Other examples arose on the 2016 presidential campaign trail. The authors noted that candidate Bernie Sanders criticized the “corrupt” campaign finance system itself, rather than individual politicians or campaign donors, for the influence of money on politics. Meanwhile, in a dustup during the second presidential debate in 2016, Democrat Hillary Clinton and Republican Donald Trump laid bare the related issue of who is responsible for institutional corruption: Clinton chided Trump as a businessman for taking advantage of tax loopholes, but Trump countered that Clinton failed as a senator to fix the system that allowed for them.
People are not always aware of the institutional corruption they are taking part in, the authors note. For example, doctors sometimes accept small gifts from drug companies without acknowledging the effect it has on their decisions to prescribe medications. Should they be held accountable for their biased decision-making?
The questions are not just abstract matters of ethics, Amit and her co-authors emphasize. For example, if an act of institutional corruption is to become regulated or made illegal, knowing when it has happened and where society lays the blame is crucial for enforcing such laws.
What can be done?
The paper concludes with a discussion of how institutional corruption could be remedied, starting with the question of what is the responsibility of individuals within corrupted systems to resist it. Scholars of institutional corruption have debated whether and when civil disobedience is the best path, versus trying to reform a system from within but obeying it until it is fixed.

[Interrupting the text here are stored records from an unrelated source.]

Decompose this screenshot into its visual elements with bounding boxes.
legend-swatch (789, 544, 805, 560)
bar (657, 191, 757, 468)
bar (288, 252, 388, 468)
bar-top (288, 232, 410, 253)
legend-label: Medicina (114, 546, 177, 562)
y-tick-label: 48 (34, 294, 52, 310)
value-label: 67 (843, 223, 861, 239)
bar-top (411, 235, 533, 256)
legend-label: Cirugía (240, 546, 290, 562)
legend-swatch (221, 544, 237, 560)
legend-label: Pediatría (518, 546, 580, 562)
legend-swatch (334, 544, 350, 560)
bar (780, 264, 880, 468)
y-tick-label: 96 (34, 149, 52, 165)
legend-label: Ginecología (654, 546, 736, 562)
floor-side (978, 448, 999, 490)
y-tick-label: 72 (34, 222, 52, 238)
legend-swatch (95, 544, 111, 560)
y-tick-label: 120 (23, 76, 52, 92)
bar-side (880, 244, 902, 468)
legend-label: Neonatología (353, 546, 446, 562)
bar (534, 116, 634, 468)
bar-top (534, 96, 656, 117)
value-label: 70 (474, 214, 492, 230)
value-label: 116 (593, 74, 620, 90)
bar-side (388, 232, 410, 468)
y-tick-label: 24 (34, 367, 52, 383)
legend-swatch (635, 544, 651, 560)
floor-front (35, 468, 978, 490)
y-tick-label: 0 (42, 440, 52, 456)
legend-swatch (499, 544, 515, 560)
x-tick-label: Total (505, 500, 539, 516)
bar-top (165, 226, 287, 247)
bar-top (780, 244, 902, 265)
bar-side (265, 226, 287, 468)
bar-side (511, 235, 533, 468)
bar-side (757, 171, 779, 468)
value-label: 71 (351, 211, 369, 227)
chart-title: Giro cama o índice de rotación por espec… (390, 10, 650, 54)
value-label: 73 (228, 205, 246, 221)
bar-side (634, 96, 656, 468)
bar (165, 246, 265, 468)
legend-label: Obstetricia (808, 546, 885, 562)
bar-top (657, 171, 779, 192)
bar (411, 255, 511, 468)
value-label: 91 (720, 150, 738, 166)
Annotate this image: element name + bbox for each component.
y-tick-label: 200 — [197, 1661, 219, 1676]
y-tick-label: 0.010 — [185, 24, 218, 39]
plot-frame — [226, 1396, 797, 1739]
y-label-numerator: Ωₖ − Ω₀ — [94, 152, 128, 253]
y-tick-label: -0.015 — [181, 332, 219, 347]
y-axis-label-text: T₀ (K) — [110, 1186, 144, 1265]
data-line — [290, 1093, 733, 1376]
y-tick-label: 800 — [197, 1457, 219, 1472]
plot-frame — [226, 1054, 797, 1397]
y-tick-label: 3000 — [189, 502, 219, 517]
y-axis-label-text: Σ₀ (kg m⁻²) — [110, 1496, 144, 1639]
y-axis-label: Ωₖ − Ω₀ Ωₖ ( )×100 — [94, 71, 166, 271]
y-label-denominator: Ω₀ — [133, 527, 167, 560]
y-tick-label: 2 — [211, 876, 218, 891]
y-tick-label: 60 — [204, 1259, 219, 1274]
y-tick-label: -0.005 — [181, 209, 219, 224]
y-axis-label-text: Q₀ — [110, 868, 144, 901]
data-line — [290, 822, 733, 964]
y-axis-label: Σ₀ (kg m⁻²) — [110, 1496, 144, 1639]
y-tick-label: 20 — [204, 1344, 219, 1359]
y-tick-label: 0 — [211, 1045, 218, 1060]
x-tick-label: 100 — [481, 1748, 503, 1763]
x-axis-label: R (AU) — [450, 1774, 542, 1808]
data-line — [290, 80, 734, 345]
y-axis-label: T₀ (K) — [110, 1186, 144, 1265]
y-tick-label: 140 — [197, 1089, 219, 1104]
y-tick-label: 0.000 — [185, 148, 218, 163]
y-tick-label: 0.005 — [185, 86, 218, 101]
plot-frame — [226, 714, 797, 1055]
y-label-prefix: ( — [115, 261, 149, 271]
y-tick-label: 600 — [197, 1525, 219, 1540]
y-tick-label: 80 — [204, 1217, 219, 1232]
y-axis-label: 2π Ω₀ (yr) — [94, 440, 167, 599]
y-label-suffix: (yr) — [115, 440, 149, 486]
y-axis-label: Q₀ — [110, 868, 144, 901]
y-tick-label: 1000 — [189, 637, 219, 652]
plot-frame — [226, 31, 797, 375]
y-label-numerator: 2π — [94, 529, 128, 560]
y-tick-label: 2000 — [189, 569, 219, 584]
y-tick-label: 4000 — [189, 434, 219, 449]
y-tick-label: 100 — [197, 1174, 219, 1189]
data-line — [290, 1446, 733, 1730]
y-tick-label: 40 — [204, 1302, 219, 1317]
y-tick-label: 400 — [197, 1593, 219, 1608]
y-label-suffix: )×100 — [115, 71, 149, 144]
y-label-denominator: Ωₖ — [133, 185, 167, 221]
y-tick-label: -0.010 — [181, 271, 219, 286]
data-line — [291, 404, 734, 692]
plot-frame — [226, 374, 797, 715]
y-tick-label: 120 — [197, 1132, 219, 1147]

“The question is how far one must take that protest,” the authors wrote.
Top-down remedies fall into three bins: disclosure of conflicts that could lead to corruption, elimination of such conflicts (for instance by regulations or bans), and “blinding” influencers and the influenced the prevent conflict.
“Many scholars are skeptical that mere disclosure, or transparency, is enough to prevent corruption,” Amit said.
Solutions that eliminate conflicts of interest, like prohibiting pharmaceutical companies from funding drug trials or banning campaign donations, might work. But they are also huge changes to the system that, among other things, raise questions of where alternative funding sources would come from.
“Blinding,” an idea proposed by Christopher Robertson, might prove to be a middle ground, at least in some situations, Amit said. In the drug trial model, drug makers could contribute to a trial-funding pool managed by the National Institutes of Health, who would pick the researchers to conduct the trial without the drug maker knowing. In this model, the research could be funded without the influencers having any relationship or leverage over the influenced.
“Of all the unresolved questions, the question of whether disclosure, blinding or elimination is the best way to combat institutional corruption has the most practical importance,” the authors wrote. “The answer determines how anti-institutional corruption policy will be shaped.”
In addition to Amit, Lessig and Koralnik, the paper’s other authors are Christin Posten and Miriam Muethel. The team conducted their research at Harvard’s Edmond J. Safra Center for Ethics.